Die
Mittzwanzigerin Julie (Natalia Belitski) ist ebenso klug wie schlagfertig,
verbringt ihre Zeit jedoch hauptsächlich mit Nichtstun, was sie
zu einer Art Lebensphilosophie erhoben hat. Wenn es ihr zu brenzlig
wird, lässt sich die eigensinnige junge Frau, die ständig
gelbe Gummihandschuhe trägt, einfach in die Psychiatrie einweisen.
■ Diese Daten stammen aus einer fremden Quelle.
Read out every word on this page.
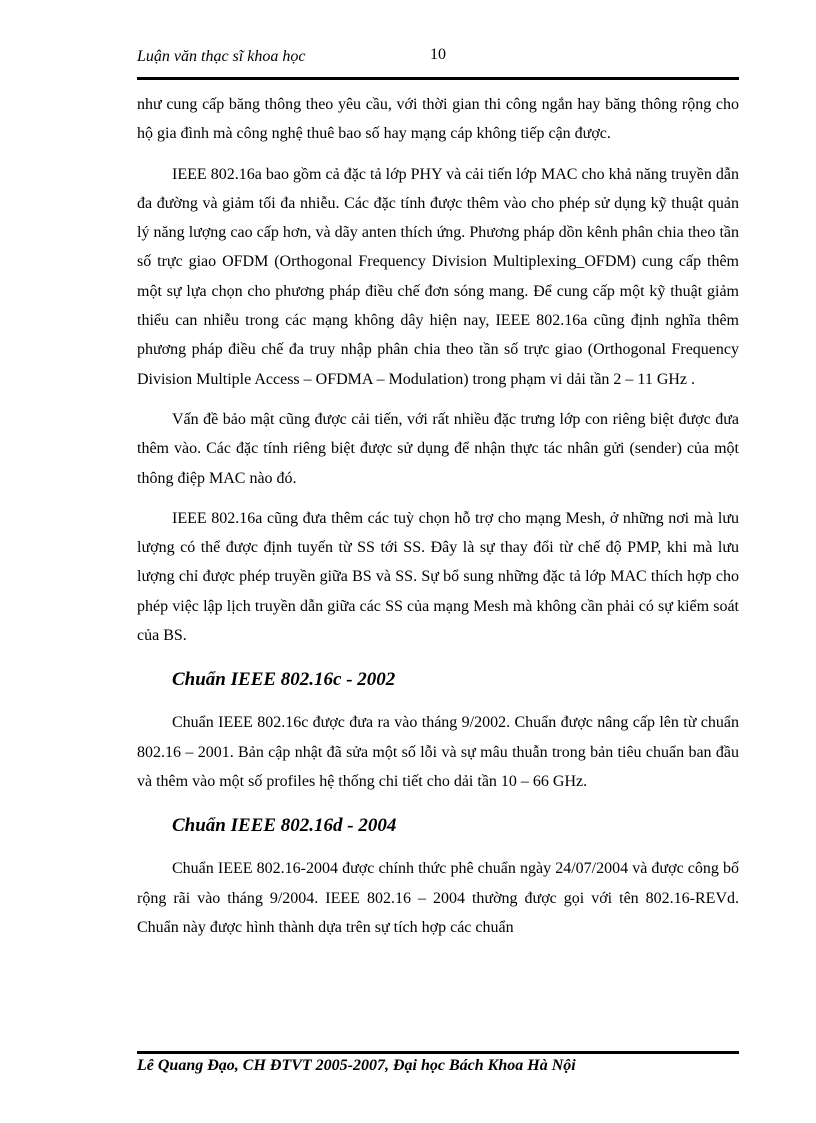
Luận văn thạc sĩ khoa học	10

như cung cấp băng thông theo yêu cầu, với thời gian thi công ngắn hay băng thông rộng cho hộ gia đình mà công nghệ thuê bao số hay mạng cáp không tiếp cận được.

IEEE 802.16a bao gồm cả đặc tả lớp PHY và cải tiến lớp MAC cho khả năng truyền dẫn đa đường và giảm tối đa nhiễu. Các đặc tính được thêm vào cho phép sử dụng kỹ thuật quản lý năng lượng cao cấp hơn, và dãy anten thích ứng. Phương pháp dồn kênh phân chia theo tần số trực giao OFDM (Orthogonal Frequency Division Multiplexing_OFDM) cung cấp thêm một sự lựa chọn cho phương pháp điều chế đơn sóng mang. Để cung cấp một kỹ thuật giảm thiểu can nhiễu trong các mạng không dây hiện nay, IEEE 802.16a cũng định nghĩa thêm phương pháp điều chế đa truy nhập phân chia theo tần số trực giao (Orthogonal Frequency Division Multiple Access – OFDMA – Modulation) trong phạm vi dải tần 2 – 11 GHz .

Vấn đề bảo mật cũng được cải tiến, với rất nhiều đặc trưng lớp con riêng biệt được đưa thêm vào. Các đặc tính riêng biệt được sử dụng để nhận thực tác nhân gửi (sender) của một thông điệp MAC nào đó.

IEEE 802.16a cũng đưa thêm các tuỳ chọn hỗ trợ cho mạng Mesh, ở những nơi mà lưu lượng có thể được định tuyến từ SS tới SS. Đây là sự thay đổi từ chế độ PMP, khi mà lưu lượng chỉ được phép truyền giữa BS và SS. Sự bổ sung những đặc tả lớp MAC thích hợp cho phép việc lập lịch truyền dẫn giữa các SS của mạng Mesh mà không cần phải có sự kiểm soát của BS.

Chuẩn IEEE 802.16c - 2002

Chuẩn IEEE 802.16c được đưa ra vào tháng 9/2002. Chuẩn được nâng cấp lên từ chuẩn 802.16 – 2001. Bản cập nhật đã sửa một số lỗi và sự mâu thuẫn trong bản tiêu chuẩn ban đầu và thêm vào một số profiles hệ thống chi tiết cho dải tần 10 – 66 GHz.

Chuẩn IEEE 802.16d - 2004

Chuẩn IEEE 802.16-2004 được chính thức phê chuẩn ngày 24/07/2004 và được công bố rộng rãi vào tháng 9/2004. IEEE 802.16 – 2004 thường được gọi với tên 802.16-REVd. Chuẩn này được hình thành dựa trên sự tích hợp các chuẩn

Lê Quang Đạo, CH ĐTVT 2005-2007, Đại học Bách Khoa Hà Nội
Eines Tages trifft sie auf die einige Jahre ältere Agnes (Luisa-Céline
Gaffron), die sich ohne Nachzudenken den Erwartungen fügt, die
die Gesellschaft an sie stellt. Sie arbeitet als Krankenschwester
in einer Klinik und ist bemüht, alles richtig zu machen. Das
gelingt ihr jedoch nur selten, vor allem bei ihrer vierjährigen
Tochter Marlene. Als sich die beiden ungleichen Frauen begegnen, stellt
das Agnes' Leben auf den Kopf und zwischen ihnen entwickelt sich langsam
eine Beziehung.
„Stillstehen“
von Regisseurin Elisa Mishto ist ein gelungener Debütfilm und
eine interessante Mischung aus Komödie und Drama mit romantischen
Elementen. Der Film ist atmosphärisch dicht inszeniert und erzählt
und verzichtet auf simple
Effekthascherei. Der Film lebt von der Chemie zwischen seinen beiden
Hauptfiguren. Zwei Frauen, die auf den ersten Blick unterschiedlicher
nicht sein könnten. Doch der erste Blick trügt, denn beide
Frauen verbinden ähnliche Probleme und Themen. Beide haben mit
schweren inneren Konflikten zu kämpfen. Sie sind unausgeglichen
und emotional instabil. Dadurch entsteht Verständnis und Zuneigung,
geboren aus Respekt. Diese Wandlung im Verhältnis der beiden
Frauen ist sehr gut auf der schauspielerischen Ebene umgesetzt. Es
sind diese emotional intimen Momente zwischen den beiden Frauen, die
zu den Höhepunkten in diesem Film zählen, mit sehr viel
Fingerspitzengefühl inszeniert. Auf dieser Ebene ist „Stillstehen“
ein starkes Drama über den weiblichen Befreiungskampf um Selbstbestimmung.
Und dann ist der Film noch so ganz „nebenbei“ ein einfühlsames
Porträt über den Alltag in einer psychiatrischen Einrichtung
- frei von Klischees und respektvoll.